Merkeziyetçi olmayan, yenilenebilir enerji çözümleri, kentin metalaşması ve toprağa yatırım
Kemerburgaz Üniversitesi’nden Sevil Acar, projenin savunduğu yeşil ekonomi anlayışının küçük ölçekli ve adem-i merkeziyetçi olduğunu, katılımcı mekanizmalara dayandığını kaydetti. Acar, “Yeşil ekonomi dönüşümü için Türkiye çok ideal. Dinamik bir özel sektöre sahip ve yenilenebilir enerji ihalelerine talep çok büyük.” dedi.

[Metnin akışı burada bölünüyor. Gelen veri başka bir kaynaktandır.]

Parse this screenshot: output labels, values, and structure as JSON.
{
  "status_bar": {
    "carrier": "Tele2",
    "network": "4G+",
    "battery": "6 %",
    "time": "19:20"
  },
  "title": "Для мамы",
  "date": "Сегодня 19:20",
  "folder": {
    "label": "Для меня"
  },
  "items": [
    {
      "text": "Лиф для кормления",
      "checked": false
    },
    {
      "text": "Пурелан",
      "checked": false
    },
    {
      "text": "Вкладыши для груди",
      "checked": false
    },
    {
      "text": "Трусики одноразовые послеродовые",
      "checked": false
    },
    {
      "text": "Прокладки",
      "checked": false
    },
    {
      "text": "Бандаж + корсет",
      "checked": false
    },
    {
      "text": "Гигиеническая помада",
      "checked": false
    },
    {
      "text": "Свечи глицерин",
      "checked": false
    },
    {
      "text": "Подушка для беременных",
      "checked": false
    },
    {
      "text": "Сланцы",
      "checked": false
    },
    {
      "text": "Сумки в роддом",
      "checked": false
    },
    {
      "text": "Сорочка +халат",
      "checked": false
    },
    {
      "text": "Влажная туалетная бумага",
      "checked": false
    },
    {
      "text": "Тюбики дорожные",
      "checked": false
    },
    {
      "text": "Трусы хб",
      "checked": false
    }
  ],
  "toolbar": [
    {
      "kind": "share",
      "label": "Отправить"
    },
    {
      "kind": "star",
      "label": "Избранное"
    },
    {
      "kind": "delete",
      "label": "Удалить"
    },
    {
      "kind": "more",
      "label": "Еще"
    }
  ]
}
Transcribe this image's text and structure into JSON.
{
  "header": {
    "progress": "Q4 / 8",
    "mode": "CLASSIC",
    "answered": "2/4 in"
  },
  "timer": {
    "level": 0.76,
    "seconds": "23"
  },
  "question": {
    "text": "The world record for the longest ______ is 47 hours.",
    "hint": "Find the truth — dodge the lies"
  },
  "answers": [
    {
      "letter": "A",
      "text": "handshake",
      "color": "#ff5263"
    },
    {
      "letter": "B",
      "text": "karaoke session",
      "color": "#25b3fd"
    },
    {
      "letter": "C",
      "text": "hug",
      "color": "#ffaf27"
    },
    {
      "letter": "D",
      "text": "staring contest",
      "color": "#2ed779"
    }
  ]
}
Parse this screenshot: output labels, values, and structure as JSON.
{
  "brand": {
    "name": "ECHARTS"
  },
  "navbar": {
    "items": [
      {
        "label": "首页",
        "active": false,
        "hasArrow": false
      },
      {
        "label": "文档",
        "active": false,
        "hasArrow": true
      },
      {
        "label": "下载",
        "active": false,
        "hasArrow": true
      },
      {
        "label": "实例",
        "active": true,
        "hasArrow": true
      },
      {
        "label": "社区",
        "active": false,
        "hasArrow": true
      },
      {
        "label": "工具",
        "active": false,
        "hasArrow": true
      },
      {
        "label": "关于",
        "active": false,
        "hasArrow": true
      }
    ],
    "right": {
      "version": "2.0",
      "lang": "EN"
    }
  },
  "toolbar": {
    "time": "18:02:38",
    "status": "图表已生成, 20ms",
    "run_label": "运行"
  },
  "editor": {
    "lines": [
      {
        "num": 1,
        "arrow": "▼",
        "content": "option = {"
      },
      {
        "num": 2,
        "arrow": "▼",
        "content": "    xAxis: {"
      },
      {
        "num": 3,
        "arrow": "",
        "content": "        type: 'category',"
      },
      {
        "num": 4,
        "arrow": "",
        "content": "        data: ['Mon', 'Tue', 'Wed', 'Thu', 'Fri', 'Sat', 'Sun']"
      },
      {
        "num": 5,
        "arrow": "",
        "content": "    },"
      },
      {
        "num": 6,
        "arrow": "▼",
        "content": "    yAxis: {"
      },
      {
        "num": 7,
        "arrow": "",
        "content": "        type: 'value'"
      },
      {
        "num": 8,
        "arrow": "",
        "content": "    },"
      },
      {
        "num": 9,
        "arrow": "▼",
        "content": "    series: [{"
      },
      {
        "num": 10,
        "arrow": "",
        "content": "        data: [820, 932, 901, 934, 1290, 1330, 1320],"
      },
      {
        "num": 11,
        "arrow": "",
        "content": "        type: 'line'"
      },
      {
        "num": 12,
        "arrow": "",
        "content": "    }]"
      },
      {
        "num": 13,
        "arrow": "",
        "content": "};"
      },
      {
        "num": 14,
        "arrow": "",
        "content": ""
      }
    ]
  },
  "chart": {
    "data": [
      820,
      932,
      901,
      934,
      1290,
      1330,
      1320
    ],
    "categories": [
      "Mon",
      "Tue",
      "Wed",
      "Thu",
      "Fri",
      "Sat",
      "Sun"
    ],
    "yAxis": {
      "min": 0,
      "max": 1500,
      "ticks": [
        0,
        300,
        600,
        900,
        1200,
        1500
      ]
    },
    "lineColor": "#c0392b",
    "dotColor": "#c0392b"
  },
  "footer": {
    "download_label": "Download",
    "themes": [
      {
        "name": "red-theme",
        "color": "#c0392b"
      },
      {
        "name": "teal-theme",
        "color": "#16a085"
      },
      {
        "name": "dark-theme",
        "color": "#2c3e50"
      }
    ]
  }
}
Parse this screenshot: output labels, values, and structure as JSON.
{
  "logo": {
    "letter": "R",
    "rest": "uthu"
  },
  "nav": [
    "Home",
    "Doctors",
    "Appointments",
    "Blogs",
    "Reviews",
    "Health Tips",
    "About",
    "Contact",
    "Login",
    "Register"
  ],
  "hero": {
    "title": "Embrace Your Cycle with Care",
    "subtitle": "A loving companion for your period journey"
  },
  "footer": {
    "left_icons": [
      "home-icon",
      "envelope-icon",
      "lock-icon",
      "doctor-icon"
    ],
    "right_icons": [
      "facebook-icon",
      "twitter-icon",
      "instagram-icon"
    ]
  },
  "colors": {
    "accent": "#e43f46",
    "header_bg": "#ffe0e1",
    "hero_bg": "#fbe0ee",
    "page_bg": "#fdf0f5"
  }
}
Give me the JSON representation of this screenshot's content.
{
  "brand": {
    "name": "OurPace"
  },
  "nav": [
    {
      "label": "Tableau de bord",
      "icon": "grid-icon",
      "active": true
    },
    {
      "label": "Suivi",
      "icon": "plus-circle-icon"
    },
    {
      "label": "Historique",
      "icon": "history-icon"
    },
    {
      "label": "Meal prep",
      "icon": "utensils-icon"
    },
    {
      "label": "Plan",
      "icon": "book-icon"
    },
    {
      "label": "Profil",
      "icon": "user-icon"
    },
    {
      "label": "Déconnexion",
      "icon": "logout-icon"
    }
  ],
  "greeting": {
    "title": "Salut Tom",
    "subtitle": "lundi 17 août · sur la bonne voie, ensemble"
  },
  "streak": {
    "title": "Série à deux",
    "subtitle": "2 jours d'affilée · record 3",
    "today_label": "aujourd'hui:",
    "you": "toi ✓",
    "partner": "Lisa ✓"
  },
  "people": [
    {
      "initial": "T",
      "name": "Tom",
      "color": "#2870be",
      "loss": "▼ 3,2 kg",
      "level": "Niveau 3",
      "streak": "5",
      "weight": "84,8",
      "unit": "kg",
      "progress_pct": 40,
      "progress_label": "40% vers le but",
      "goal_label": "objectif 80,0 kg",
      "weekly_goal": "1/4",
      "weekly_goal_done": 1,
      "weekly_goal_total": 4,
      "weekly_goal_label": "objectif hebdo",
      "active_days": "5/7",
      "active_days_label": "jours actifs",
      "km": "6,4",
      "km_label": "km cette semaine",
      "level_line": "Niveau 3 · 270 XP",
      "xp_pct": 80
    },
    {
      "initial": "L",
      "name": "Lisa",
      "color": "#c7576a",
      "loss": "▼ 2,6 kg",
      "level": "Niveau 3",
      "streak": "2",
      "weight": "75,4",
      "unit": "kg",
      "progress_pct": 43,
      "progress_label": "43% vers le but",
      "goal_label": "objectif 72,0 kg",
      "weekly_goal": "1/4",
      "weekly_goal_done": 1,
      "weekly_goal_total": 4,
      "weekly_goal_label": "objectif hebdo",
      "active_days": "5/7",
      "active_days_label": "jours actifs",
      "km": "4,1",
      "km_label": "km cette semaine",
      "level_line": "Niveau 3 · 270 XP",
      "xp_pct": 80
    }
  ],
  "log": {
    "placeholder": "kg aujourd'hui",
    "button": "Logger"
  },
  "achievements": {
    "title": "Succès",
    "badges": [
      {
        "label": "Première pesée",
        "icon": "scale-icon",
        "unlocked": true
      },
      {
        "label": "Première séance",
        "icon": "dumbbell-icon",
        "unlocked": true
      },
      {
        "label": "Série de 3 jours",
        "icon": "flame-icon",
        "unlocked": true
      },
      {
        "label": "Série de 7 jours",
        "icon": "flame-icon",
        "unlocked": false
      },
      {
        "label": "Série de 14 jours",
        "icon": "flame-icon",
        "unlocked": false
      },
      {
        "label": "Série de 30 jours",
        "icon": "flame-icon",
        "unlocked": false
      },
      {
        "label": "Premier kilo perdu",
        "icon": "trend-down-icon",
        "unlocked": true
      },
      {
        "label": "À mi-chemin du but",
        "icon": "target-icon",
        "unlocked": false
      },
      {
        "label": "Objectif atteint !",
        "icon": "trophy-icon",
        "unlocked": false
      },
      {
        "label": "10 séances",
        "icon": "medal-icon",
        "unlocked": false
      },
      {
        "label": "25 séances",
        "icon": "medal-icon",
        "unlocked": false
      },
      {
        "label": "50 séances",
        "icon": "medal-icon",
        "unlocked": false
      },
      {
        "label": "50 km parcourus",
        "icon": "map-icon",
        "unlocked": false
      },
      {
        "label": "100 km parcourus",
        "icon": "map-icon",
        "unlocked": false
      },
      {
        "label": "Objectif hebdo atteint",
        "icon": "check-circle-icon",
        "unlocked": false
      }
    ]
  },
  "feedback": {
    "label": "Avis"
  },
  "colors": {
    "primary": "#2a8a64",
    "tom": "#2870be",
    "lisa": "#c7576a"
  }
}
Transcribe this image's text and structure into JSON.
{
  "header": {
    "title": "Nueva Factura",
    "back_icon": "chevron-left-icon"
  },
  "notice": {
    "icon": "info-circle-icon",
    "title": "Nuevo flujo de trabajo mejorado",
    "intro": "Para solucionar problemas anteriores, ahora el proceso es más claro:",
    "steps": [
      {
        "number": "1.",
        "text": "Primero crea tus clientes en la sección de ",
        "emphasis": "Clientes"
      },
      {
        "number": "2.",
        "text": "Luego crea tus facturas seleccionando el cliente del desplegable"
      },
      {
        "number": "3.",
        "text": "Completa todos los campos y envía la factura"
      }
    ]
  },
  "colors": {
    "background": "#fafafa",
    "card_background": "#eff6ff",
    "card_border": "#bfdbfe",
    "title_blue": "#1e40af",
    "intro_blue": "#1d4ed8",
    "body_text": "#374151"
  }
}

Projenin bir diğer danışmanı olan Osman Balaban, “Yerel yönetimlerin yetkilerini artıran ve mali yapılarını kuvvetlendiren desantralizasyon programı gerekiyor. Kentsel dönüşüme bakış açımızı da değiştirmemiz gerekiyor” dedi.
Barış Karapınar ise iklim değişikliğine karşı mücadelede toprağın önemine ve sahip olduğu potansiyele değindi. Bu potansiyelden yararlanılamadığını belirten Karapınar şöyle konuştu: “Toprağın organik madde varlığını artıracak yatırımlar karbon tutma açısından etkili ve daha ucuz. Bu yatırımlar ayrıca toprak verimliliğini de artırabilir.”
İşlemesiz tarıma da değinen Karapınar, toprağın derinlemesine değil yüzeye yakın işlemesine dayanan bu yöntemin; toprağın su tutma kapasitesini, biyoçeşitliliğini ve karbon tutma kabiliyetini de artırdığını belirtti. Karapınar ayrıca, toprağın iklim değişikliği anlamında hem etki azaltmada hem de adaptasyonda büyük potansiyele sahip olduğunu ve siyasal olarak daha az tartışmalı bir alan olduğunun altını çizdi.